Transferring Data from a VM to External Cloud Storage
Introduction
This guide provides instructions for users on how to transfer data from a GPU Virtual Machine (VM) running Ubuntu or Debian to external storage solutions. This can include cloud storage services or personal hardware. The guide also covers how to persist your environment, such as Python and Conda settings, ensuring that your AI/ML software and data are safely backed up.
Prerequisites
- Access to a GPU VM running Ubuntu or Debian.
- Sufficient permissions to install software and execute commands on the VM.
- Access to the destination storage solution (cloud storage credentials or physical storage device).
Step 1: Prepare the VM
Ensure your VM is up to date:
sudo apt update && sudo apt upgrade -y
Install necessary utilities for transferring files (if not already installed):
sudo apt install rsync -y
Step 2: Backing Up Your Environment
To back up your Python or Conda environment, create an environment file:
For Conda environments:
conda env export > environment.yml
For Python virtual environments:
pip freeze > requirements.txt
This file should be included with your data backup to recreate your working environment later.

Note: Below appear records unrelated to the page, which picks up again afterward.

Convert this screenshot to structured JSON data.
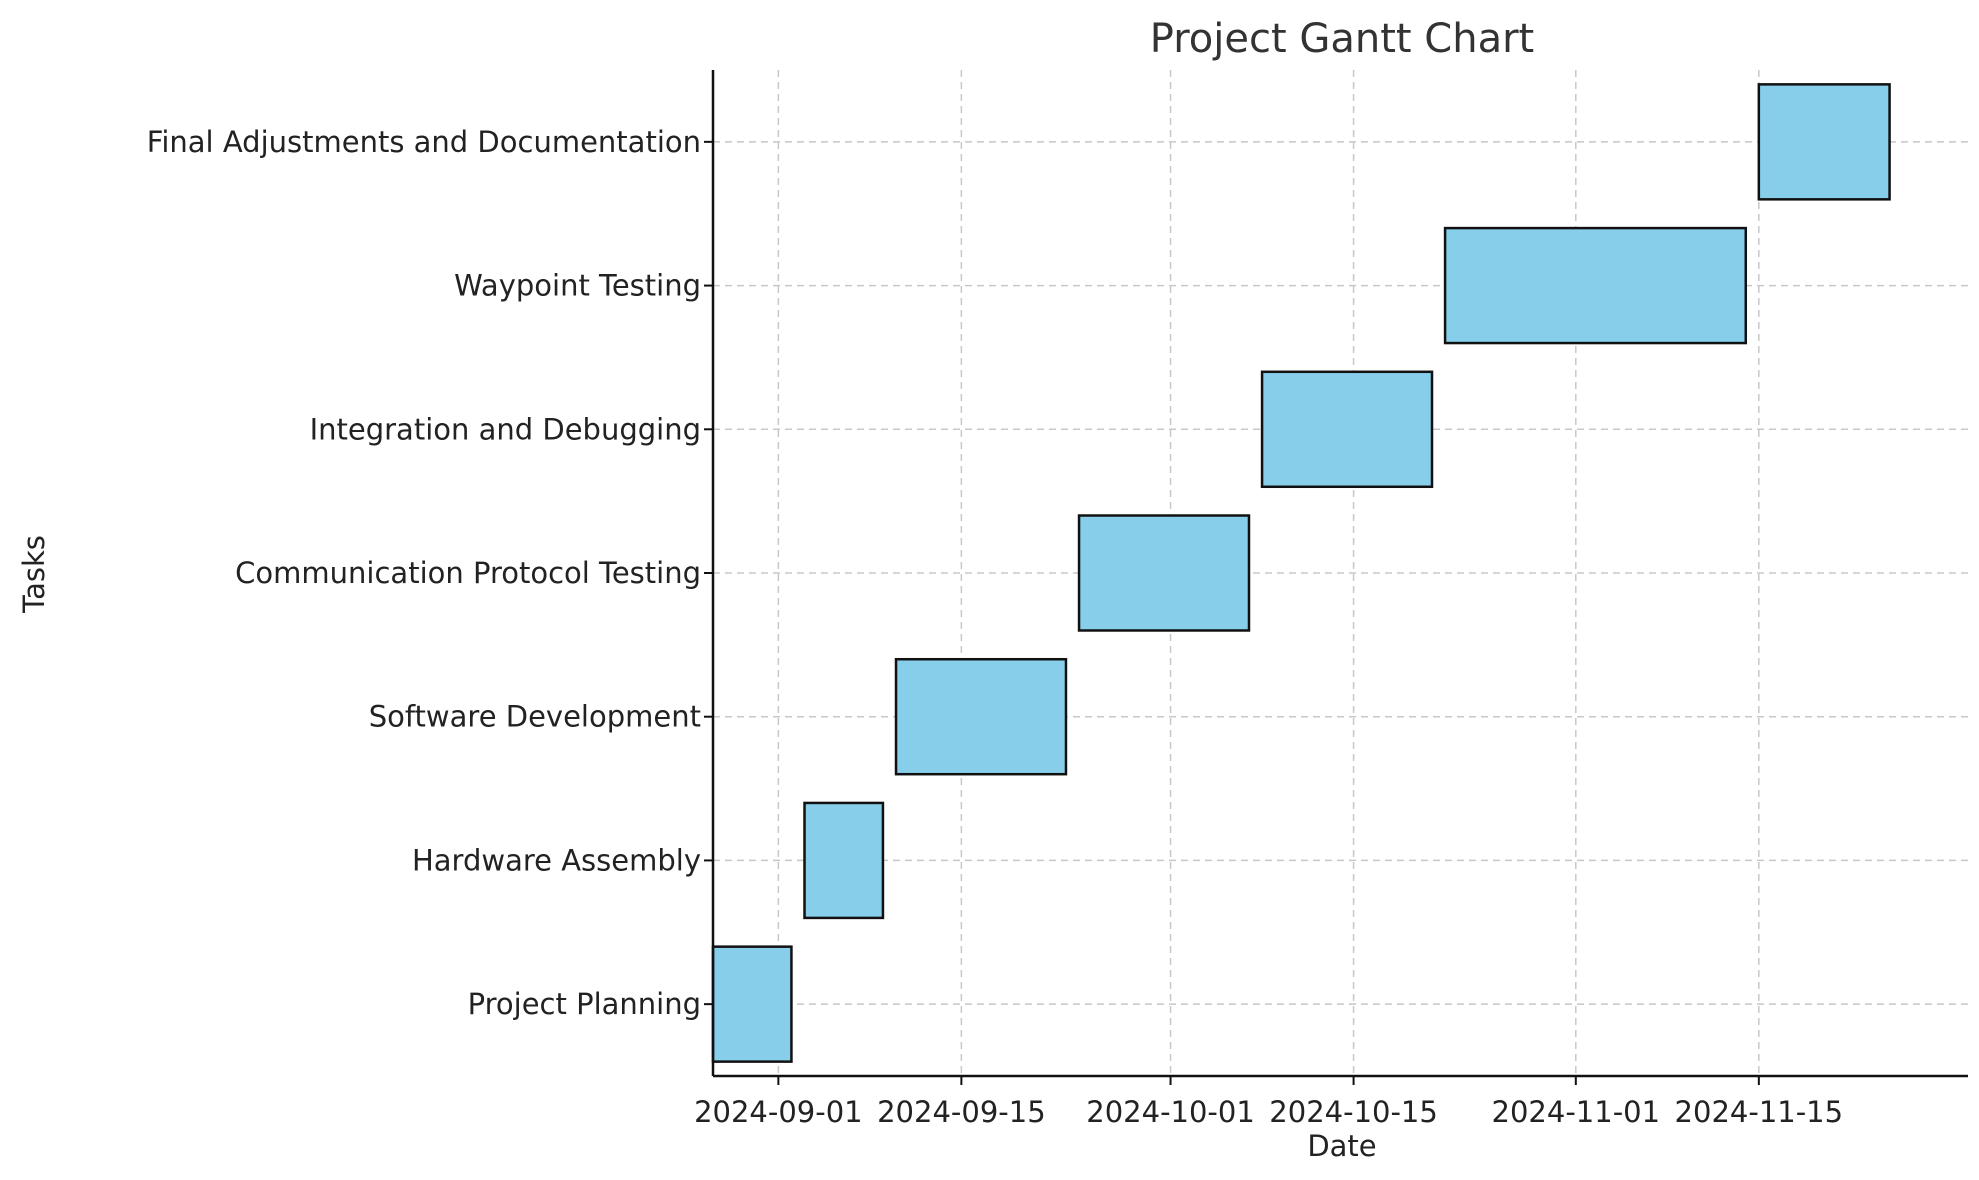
{
  "chart_data": {
    "type": "bar",
    "orientation": "horizontal",
    "title": "Project Gantt Chart",
    "xlabel": "Date",
    "ylabel": "Tasks",
    "grid": true,
    "bar_color": "#87ceeb",
    "edge_color": "#111111",
    "xlim": [
      "2024-08-27",
      "2024-12-01"
    ],
    "x_ticks": [
      "2024-09-01",
      "2024-09-15",
      "2024-10-01",
      "2024-10-15",
      "2024-11-01",
      "2024-11-15"
    ],
    "tasks": [
      {
        "name": "Project Planning",
        "start": "2024-08-27",
        "end": "2024-09-02"
      },
      {
        "name": "Hardware Assembly",
        "start": "2024-09-03",
        "end": "2024-09-09"
      },
      {
        "name": "Software Development",
        "start": "2024-09-10",
        "end": "2024-09-23"
      },
      {
        "name": "Communication Protocol Testing",
        "start": "2024-09-24",
        "end": "2024-10-07"
      },
      {
        "name": "Integration and Debugging",
        "start": "2024-10-08",
        "end": "2024-10-21"
      },
      {
        "name": "Waypoint Testing",
        "start": "2024-10-22",
        "end": "2024-11-14"
      },
      {
        "name": "Final Adjustments and Documentation",
        "start": "2024-11-15",
        "end": "2024-11-25"
      }
    ]
  }
}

Step 3: Transferring Data to External Storage
To Cloud Storage
For cloud storage services like AWS S3, Google Cloud Storage, or Azure Blob Storage, first ensure you have the respective CLI tools installed and configured on your VM.
AWS S3 Example
- Install AWS CLI:
curl "https://awscli.amazonaws.com/awscli-exe-linux-x86_64.zip" -o "awscliv2.zip"
unzip awscliv2.zip
sudo ./aws/install
- Configure AWS CLI with your credentials:
aws configure
- Copy data to S3:
aws s3 cp /path/to/your/data s3://your-bucket-name/your-folder/ --recursive
Google Cloud Storage Example
- Install and initialize the Google Cloud SDK:
curl https://sdk.cloud.google.com | bash
exec -l $SHELL
gcloud init
- Copy data to GCS:
gsutil cp -r /path/to/your/data gs://your-bucket-name/your-folder/
Step 4: Verifying the Transfer
After transferring, verify that all files have been correctly copied to your external storage solution. This can typically be done by comparing file sizes or using checksums for integrity verification.